Looming Energy Crisis in Eswatini as South Africa Faces a “Gas Cliff”.EEC MD ERNEST MKHONTA

Globally, LNG demand has fluctuated due to geopolitical and economic factors. The Institute for Energy Economics and Financial Analysis (IEEFA) predicts an oversupply in global LNG markets within the next two years, driven by sluggish demand growth and a surge in export capacity.

Trends in Global LNG Demand

Declining Russian gas supplies to Europe, following Russia’s invasion of Ukraine, caused a temporary spike in European LNG imports in 2022.

However, demand has since retreated due to high prices, energy efficiency measures, and increased use of renewables.

  • Japan: Once the world’s largest LNG importer, Japan saw an 8% drop in demand in 2023. The country’s shift toward nuclear and renewable energy could further reduce LNG imports.
  • South Korea: Historically a major buyer of U.S. LNG, South Korea’s imports fell nearly 5% in 2023. The nation plans to reduce LNG imports by 20% over the next decade as it expands solar, wind, and nuclear energy.
  • Europe: LNG imports in Europe stagnated in 2023 despite reduced reliance on Russian gas. Overall gas consumption in Europe fell by 20% over two years, driven by high prices and climate policies.

Emerging Asian markets face economic, political, and logistical barriers to LNG growth. Countries like Pakistan have reconsidered LNG-fired power plants, focusing instead on alternative energy sources.

The Future of LNG Supply

High LNG prices in recent years spurred a wave of new supply projects. IEEFA estimates that by 2028, global LNG liquefaction capacity could increase by 40%, adding 193 million metric tons annually. However, this surge in capacity may outpace demand, potentially creating a surplus.

Eswatini’s Path Forward

As South Africa grapples with the gas cliff, Eswatini must prepare for potential disruptions in its energy supply.

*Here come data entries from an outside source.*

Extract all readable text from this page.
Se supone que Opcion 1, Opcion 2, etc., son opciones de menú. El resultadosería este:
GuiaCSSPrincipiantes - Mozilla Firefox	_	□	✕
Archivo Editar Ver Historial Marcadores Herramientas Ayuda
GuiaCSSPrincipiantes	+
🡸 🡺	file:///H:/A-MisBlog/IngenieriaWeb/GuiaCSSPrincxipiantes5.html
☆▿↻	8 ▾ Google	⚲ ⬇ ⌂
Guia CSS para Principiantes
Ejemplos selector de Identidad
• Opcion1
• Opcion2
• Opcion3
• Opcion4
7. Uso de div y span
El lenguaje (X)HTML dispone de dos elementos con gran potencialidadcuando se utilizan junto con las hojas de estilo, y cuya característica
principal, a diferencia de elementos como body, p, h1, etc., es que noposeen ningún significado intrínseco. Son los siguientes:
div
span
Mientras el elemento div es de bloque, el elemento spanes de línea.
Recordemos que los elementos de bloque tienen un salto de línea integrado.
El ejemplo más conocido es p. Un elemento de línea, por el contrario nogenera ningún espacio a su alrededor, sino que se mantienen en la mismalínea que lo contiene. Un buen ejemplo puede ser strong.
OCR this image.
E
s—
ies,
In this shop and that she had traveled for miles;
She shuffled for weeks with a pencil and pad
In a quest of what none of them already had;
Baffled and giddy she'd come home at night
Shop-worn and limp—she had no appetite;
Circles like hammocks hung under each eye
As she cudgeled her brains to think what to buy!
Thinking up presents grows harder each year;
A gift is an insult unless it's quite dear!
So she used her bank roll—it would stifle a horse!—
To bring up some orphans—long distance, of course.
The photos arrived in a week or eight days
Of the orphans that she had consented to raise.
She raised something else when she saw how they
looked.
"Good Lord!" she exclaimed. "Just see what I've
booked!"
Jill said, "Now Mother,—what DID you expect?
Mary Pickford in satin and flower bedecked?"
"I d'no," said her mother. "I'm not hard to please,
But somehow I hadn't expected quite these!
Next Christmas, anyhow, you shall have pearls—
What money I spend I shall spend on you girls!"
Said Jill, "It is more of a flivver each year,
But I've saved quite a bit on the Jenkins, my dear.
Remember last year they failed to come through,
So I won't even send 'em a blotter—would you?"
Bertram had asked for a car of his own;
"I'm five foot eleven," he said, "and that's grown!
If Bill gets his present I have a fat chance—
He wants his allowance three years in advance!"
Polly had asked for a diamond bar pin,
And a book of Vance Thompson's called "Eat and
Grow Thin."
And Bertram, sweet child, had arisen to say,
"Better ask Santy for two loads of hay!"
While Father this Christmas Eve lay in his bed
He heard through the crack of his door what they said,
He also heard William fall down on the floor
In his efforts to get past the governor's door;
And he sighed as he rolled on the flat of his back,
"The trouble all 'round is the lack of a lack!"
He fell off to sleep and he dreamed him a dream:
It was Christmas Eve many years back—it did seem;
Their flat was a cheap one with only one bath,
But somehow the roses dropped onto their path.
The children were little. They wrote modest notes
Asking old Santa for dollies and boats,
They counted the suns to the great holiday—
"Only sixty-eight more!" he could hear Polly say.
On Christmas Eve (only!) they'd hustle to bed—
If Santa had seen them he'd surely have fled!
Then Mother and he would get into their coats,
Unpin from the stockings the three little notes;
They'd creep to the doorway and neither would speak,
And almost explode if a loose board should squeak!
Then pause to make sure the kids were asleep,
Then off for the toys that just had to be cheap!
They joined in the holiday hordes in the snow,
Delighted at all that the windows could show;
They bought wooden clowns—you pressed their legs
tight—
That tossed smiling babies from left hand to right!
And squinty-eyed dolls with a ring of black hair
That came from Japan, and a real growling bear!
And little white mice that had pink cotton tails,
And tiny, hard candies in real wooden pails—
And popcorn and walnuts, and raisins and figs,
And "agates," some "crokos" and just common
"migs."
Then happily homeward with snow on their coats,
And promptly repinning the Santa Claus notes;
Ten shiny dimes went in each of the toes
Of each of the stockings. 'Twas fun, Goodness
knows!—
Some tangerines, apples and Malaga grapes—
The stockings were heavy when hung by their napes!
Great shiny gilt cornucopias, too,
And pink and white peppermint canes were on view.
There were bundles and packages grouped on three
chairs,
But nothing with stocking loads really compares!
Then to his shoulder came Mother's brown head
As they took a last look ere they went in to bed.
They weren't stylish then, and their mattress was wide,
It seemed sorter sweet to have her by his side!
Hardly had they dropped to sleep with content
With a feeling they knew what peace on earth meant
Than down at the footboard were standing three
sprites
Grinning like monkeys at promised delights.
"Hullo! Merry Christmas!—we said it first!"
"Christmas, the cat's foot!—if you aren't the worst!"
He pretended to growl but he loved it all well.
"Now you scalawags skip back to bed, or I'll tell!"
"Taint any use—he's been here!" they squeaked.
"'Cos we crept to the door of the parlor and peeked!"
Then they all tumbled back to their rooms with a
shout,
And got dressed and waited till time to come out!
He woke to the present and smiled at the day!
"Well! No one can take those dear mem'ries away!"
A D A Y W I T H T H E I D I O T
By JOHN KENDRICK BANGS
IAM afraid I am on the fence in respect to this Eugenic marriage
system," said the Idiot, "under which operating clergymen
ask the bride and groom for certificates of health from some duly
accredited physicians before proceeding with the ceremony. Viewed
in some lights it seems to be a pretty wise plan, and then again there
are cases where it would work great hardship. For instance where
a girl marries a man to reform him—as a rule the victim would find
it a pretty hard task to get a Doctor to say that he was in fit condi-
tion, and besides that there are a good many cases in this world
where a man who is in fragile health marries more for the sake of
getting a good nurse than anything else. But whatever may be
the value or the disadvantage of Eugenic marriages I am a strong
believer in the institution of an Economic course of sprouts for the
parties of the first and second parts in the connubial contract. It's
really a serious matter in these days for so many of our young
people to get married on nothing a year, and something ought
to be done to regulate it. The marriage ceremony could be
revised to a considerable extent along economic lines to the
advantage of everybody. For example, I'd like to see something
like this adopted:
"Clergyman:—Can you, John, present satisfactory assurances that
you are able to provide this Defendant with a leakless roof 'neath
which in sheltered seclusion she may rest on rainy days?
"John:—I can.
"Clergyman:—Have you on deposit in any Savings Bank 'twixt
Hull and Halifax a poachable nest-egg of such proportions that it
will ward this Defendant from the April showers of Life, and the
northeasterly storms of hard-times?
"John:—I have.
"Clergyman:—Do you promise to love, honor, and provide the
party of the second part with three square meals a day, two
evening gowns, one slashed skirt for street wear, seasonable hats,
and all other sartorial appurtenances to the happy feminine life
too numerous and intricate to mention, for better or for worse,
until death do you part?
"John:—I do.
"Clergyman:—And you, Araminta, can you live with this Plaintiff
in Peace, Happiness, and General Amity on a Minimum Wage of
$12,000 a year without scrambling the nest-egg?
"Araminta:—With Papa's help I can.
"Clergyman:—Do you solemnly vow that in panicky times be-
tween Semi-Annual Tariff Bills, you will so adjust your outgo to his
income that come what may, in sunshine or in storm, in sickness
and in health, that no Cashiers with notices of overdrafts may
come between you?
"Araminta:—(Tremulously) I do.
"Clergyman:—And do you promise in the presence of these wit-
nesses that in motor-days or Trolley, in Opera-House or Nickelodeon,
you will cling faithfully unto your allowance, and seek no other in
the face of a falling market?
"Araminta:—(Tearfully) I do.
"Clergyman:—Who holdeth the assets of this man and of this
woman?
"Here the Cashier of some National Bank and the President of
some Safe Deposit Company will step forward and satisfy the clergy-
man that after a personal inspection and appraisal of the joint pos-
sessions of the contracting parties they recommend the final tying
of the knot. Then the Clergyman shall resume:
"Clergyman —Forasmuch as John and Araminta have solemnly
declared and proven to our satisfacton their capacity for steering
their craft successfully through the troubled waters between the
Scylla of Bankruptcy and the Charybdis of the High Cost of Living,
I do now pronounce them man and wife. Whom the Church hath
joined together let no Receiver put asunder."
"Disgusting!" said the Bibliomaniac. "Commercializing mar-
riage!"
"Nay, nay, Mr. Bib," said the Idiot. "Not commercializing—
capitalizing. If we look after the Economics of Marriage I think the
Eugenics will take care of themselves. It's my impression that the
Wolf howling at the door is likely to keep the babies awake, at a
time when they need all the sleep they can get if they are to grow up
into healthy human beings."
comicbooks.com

Diversifying energy sources and investing in renewable energy could help reduce dependency on imported electricity.

Strengthening regional partnerships and accelerating local energy projects will be critical for ensuring long-term energy security.

In the short term, Eswatini’s reliance on Eskom underscores the importance of proactive measures to mitigate risks.

Whether through tariff negotiations or contingency plans, Eswatini must safeguard its energy supply and affordability for its industries and citizens.

RELATED: EEC, Old Mutual partner to add 13.5MW to Eswatini’s local grid

The looming gas cliff in South Africa serves as a stark reminder of the interconnectedness of regional economies.

For Eswatini, the crisis highlights the urgent need to balance reliance on imports with investments in domestic energy solutions.

As global energy dynamics shift, resilience and adaptability will be key to navigating an uncertain future.

Eswatini’s energy stakeholders must work together to address challenges, ensuring that the country remains on a sustainable path while fostering economic growth and stability.

The lessons from South Africa’s predicament should serve as a catalyst for Eswatini to take decisive action toward energy independence and sustainability.